Note that the types of thin films constituting the charge retention layer and the charge generation layer are not limited to two types as in the above test example, but three or more types of thin films may be laminated, and in short, they have different optical band gaps. It is sufficient to form the boundary of sun.

[Effects of the Invention] According to this invention, since a superlattice structure formed by laminating thin films with mutually different optical band gaps is used in the light guiding N layer, carrier mobility is high and high efficiency is achieved. An electrophotographic photoreceptor with excellent resistance and charging characteristics can be obtained. In particular, the present invention has the advantage that by appropriately combining materials forming the thin film, it is possible to obtain a photoreceptor having optimal photoconductive properties for light in any wavelength band.

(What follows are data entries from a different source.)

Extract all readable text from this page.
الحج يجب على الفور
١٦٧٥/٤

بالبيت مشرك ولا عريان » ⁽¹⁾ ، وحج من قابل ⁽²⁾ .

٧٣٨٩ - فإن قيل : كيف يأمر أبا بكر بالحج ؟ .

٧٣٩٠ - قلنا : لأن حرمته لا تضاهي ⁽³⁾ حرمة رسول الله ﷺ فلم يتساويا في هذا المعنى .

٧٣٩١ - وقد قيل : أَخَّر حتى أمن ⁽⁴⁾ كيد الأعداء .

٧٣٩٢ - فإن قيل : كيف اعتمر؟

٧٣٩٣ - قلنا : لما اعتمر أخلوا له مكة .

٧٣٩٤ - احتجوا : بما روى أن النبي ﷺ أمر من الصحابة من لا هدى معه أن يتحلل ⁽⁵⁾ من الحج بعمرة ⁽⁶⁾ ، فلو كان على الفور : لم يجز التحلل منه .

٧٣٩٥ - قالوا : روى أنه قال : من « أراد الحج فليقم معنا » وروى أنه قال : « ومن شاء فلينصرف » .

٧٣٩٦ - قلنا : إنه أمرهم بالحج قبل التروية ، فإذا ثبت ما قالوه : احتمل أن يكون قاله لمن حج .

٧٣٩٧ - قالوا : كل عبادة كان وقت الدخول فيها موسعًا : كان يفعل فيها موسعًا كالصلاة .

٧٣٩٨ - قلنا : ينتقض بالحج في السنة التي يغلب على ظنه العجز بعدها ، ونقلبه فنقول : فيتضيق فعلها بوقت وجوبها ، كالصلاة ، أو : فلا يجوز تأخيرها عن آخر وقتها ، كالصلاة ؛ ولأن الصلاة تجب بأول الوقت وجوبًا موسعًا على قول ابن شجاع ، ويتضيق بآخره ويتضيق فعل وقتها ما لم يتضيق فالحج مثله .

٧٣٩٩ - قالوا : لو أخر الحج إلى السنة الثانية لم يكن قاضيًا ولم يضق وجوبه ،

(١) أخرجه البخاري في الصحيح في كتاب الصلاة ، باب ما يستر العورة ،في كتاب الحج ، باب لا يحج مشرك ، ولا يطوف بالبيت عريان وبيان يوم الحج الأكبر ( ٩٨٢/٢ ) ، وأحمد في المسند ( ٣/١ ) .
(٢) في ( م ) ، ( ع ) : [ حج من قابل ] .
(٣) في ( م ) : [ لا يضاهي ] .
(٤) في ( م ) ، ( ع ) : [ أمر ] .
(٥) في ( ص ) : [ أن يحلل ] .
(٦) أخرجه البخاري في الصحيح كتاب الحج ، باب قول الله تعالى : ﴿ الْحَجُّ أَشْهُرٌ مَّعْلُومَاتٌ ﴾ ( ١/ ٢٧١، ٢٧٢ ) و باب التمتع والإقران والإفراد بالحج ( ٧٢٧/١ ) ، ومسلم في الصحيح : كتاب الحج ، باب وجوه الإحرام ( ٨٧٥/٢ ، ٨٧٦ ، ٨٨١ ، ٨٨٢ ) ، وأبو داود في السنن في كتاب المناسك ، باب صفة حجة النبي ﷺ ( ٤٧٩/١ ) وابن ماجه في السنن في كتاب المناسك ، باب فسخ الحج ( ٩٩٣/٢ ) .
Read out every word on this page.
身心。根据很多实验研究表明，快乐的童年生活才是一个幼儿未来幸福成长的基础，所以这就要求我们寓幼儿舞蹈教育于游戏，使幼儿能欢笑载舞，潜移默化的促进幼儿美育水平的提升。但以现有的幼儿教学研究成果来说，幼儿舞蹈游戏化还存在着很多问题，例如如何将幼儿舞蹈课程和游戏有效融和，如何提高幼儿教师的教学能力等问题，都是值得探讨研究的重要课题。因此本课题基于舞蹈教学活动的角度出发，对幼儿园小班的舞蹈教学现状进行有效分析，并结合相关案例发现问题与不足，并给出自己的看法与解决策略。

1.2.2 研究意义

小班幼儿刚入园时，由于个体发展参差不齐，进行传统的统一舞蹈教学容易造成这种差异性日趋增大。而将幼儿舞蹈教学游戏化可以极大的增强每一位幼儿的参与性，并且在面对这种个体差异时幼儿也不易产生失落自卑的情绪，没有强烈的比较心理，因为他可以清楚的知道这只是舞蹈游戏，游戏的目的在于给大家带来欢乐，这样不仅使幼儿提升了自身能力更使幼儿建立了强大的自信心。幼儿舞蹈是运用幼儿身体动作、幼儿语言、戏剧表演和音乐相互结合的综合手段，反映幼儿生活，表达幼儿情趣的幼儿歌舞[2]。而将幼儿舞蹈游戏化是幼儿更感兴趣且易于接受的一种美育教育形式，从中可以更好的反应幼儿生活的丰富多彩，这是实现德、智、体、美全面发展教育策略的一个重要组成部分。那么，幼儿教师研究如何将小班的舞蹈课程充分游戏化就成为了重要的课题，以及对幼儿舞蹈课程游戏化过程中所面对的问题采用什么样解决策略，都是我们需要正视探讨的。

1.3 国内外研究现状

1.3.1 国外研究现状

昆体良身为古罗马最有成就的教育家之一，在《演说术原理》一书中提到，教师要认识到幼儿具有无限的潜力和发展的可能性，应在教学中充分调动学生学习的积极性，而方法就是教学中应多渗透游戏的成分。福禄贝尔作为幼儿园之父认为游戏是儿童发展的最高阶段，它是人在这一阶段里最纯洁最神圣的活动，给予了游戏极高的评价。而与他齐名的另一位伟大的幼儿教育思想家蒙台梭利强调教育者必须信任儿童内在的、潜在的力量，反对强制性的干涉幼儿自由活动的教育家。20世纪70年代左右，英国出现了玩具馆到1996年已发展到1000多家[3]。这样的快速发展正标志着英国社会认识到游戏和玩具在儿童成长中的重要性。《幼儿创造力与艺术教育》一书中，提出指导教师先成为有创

[Brief explanation of drawings]

FIG. 1 is a cross-sectional view showing an electrophotographic photoreceptor according to an embodiment of the present invention, FIG. 2 is a diagram showing an apparatus for manufacturing an electrophotographic photoreceptor according to an embodiment of the present invention, and FIG. 3 is a diagram showing a microcrystalline photoreceptor. FIG. 3 is a diagram showing changes in the crystallinity of a silicon thin film. 1: conductive support, 2: barrier layer, 3: photoconductive layer. 4: Surface layer, 5: Charge retention layer, 6: Charge generation layer. Applicant's representative Patent attorney Takehiko Suzue Layer thickness (a), J#4 (C)

Claims (8)

[Claims] (1) In an electrophotographic photoreceptor having a conductive support and a photoconductive layer, the photoconductive layer is composed of a charge generation layer and a charge retention layer, and the charge generation layer has two types of crystallinity different from each other. The charge retention layer is composed of alternating layers of microcrystalline silicon thin films, and the charge retention layer is made of alternating layers of amorphous silicon thin films and microcrystalline silicon thin films containing at least one element selected from carbon, oxygen, and nitrogen. 1. An electrophotographic photoreceptor comprising a microcrystalline silicon thin film, wherein the degree of crystallinity of the microcrystalline silicon thin film varies from film to film in the layer thickness direction. (2) The electrophotographic photoreceptor according to claim 1, wherein the thin film has a thickness of 30 to 500 Å. (3) The electrophotographic photoreceptor according to claim 1 or 2, wherein the photoconductive layer contains at least one element selected from elements belonging to Group III and Group V of the periodic table. . (4) Any one of claims 1 to 3, wherein the microcrystalline silicon thin film contains at least one element selected from carbon, oxygen, and nitrogen.
The electrophotographic photoreceptor described in . (5) A patent claim characterized in that a barrier layer made of an amorphous material or a semiconductor material in which at least a portion thereof is microcrystallized is formed between the conductive support and the photoconductive layer. The electrophotographic photoreceptor according to item 1. (6) The electrophotographic photoreceptor according to claim 5, wherein the barrier layer contains at least one element selected from elements belonging to Group III and Group V of the periodic table. (7) The electrophotographic photoreceptor according to claim 5 or 6, wherein the barrier layer contains at least one element selected from carbon, oxygen, and nitrogen. (8) The electrophotographic photoreceptor according to claim 1, wherein a surface layer is formed on the photoconductive layer.